UK Snuff Bottle Collectors

Enthusiastic snuff bottle collectors from the United Kingdom and other parts of Europe gathered on June 15 at the Lady Lever Gallery, in Port Sunlight, near Liverpool, to view the 151 snuff bottles in the collection. Lord Lever, William Hesketh Lever, 1st Viscount Leverhulme, was an immensely wealthy industrialist with an interest in collecting art and antiques, including those of Chinese origin. The gallery, opened in 1922 to house his extensive collection, is situated in the picturesque village that Lever built for his workforce.

















Lever acquired all of the 151 snuff bottles from a sale of C. S. Holberton’s collection at Christie’s London, on June 26, 1918. The London dealer Frank Partridge alerted Lever to the sale and suggested that for the sum of £500, he could purchase the finest bottles from the collection. That he did. Thirty-two are on display in the main gallery upstairs and another twelve are in the Chinese Galleries. Gallery curator Alyson Pollard showed us the remaining bottles in fitted boxes in the Education Room. “In every box there are treasures,” Joey Silver remarked.
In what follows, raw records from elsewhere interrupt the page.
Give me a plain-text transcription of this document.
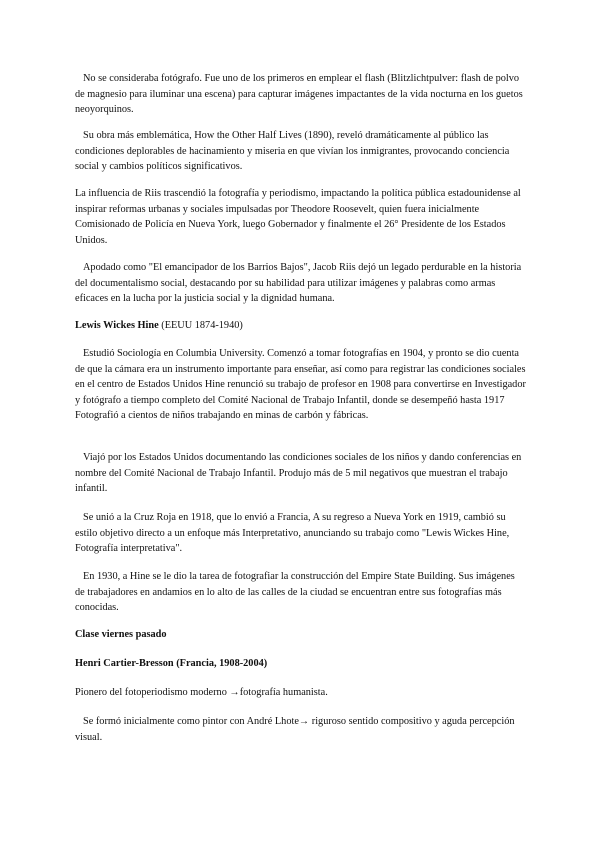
No se consideraba fotógrafo. Fue uno de los primeros en emplear el flash (Blitzlichtpulver: flash de polvo de magnesio para iluminar una escena) para capturar imágenes impactantes de la vida nocturna en los guetos neoyorquinos.

Su obra más emblemática, How the Other Half Lives (1890), reveló dramáticamente al público las condiciones deplorables de hacinamiento y miseria en que vivían los inmigrantes, provocando conciencia social y cambios políticos significativos.

La influencia de Riis trascendió la fotografía y periodismo, impactando la política pública estadounidense al inspirar reformas urbanas y sociales impulsadas por Theodore Roosevelt, quien fuera inicialmente Comisionado de Policía en Nueva York, luego Gobernador y finalmente el 26° Presidente de los Estados Unidos.

Apodado como "El emancipador de los Barrios Bajos", Jacob Riis dejó un legado perdurable en la historia del documentalismo social, destacando por su habilidad para utilizar imágenes y palabras como armas eficaces en la lucha por la justicia social y la dignidad humana.

Lewis Wickes Hine (EEUU 1874-1940)

Estudió Sociología en Columbia University. Comenzó a tomar fotografías en 1904, y pronto se dio cuenta de que la cámara era un instrumento importante para enseñar, así como para registrar las condiciones sociales en el centro de Estados Unidos Hine renunció su trabajo de profesor en 1908 para convertirse en Investigador y fotógrafo a tiempo completo del Comité Nacional de Trabajo Infantil, donde se desempeñó hasta 1917 Fotografió a cientos de niños trabajando en minas de carbón y fábricas.

Viajó por los Estados Unidos documentando las condiciones sociales de los niños y dando conferencias en nombre del Comité Nacional de Trabajo Infantil. Produjo más de 5 mil negativos que muestran el trabajo infantil.

Se unió a la Cruz Roja en 1918, que lo envió a Francia, A su regreso a Nueva York en 1919, cambió su estilo objetivo directo a un enfoque más Interpretativo, anunciando su trabajo como "Lewis Wickes Hine, Fotografía interpretativa".

En 1930, a Hine se le dio la tarea de fotografiar la construcción del Empire State Building. Sus imágenes de trabajadores en andamios en lo alto de las calles de la ciudad se encuentran entre sus fotografías más conocidas.

Clase viernes pasado

Henri Cartier-Bresson (Francia, 1908-2004)

Pionero del fotoperiodismo moderno →fotografía humanista.

Se formó inicialmente como pintor con André Lhote→ riguroso sentido compositivo y aguda percepción visual.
The first box we viewed contained two leaf-shaped porcelain bottles and a silk pouch for such shapes.



There was also a wonderful Suzhou agate, an imperial porcelain example painted with the Hundred Boys motif, and some good, green jade bottles. The collection has nice shadow agates and other interesting hardstone bottles.
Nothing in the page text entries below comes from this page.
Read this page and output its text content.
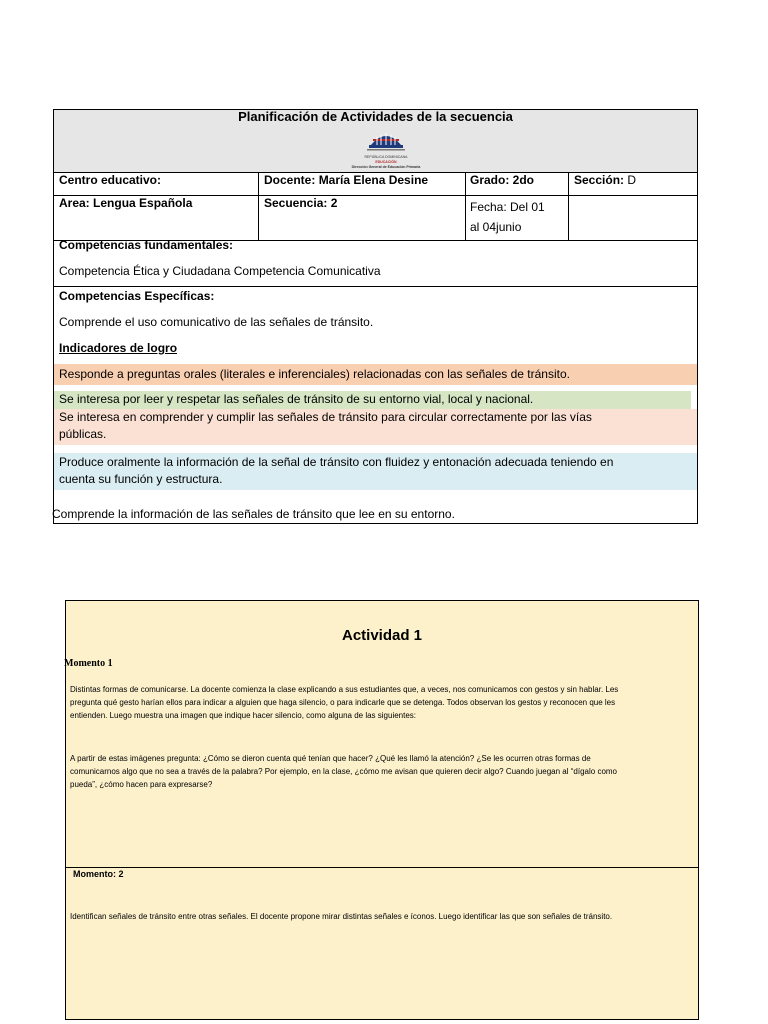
Planificación de Actividades de la secuencia
REPÚBLICA DOMINICANA
EDUCACIÓN
Dirección General de Educación Primaria
Centro educativo:	Docente: María Elena Desine	Grado: 2do	Sección: D
Area: Lengua Española	Secuencia: 2	Fecha: Del 01
al 04junio
Competencias fundamentales:
Competencia Ética y Ciudadana Competencia Comunicativa
Competencias Específicas:
Comprende el uso comunicativo de las señales de tránsito.
Indicadores de logro
Responde a preguntas orales (literales e inferenciales) relacionadas con las señales de tránsito.
Se interesa por leer y respetar las señales de tránsito de su entorno vial, local y nacional.
Se interesa en comprender y cumplir las señales de tránsito para circular correctamente por las vías
públicas.
Produce oralmente la información de la señal de tránsito con fluidez y entonación adecuada teniendo en
cuenta su función y estructura.
Comprende la información de las señales de tránsito que lee en su entorno.
Actividad 1
Momento 1
Distintas formas de comunicarse. La docente comienza la clase explicando a sus estudiantes que, a veces, nos comunicamos con gestos y sin hablar. Les
pregunta qué gesto harían ellos para indicar a alguien que haga silencio, o para indicarle que se detenga. Todos observan los gestos y reconocen que les
entienden. Luego muestra una imagen que indique hacer silencio, como alguna de las siguientes:
A partir de estas imágenes pregunta: ¿Cómo se dieron cuenta qué tenían que hacer? ¿Qué les llamó la atención? ¿Se les ocurren otras formas de
comunicarnos algo que no sea a través de la palabra? Por ejemplo, en la clase, ¿cómo me avisan que quieren decir algo? Cuando juegan al “dígalo como
pueda”, ¿cómo hacen para expresarse?
Momento: 2
Identifican señales de tránsito entre otras señales. El docente propone mirar distintas señales e íconos. Luego identificar las que son señales de tránsito.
We had a wonderful two hours looking at all the bottles and later discovered that they are all on the gallery website. Please visit www.liverpoolmuseums.org.uk/ladylever and search “snuff bottles.”

Having had a fortifying lunch before viewing bottles, that evening we had a sumptuous Chinese banquet. The next day, a group of us visited China’s First Emperor and the Terracotta Warriors, an exhibition at the World Museum, Liverpool.

The next event is planned for November, when we will visit the British Museum to look at Porcelain snuff bottles in the collection, some of which Jessica Harrison-Hall featured in her recent lecture “Porcelain Snuff and Medicine Bottles: Stories, Symbols and Inscriptions” (Winter 2017, Journal, pp. 5-22).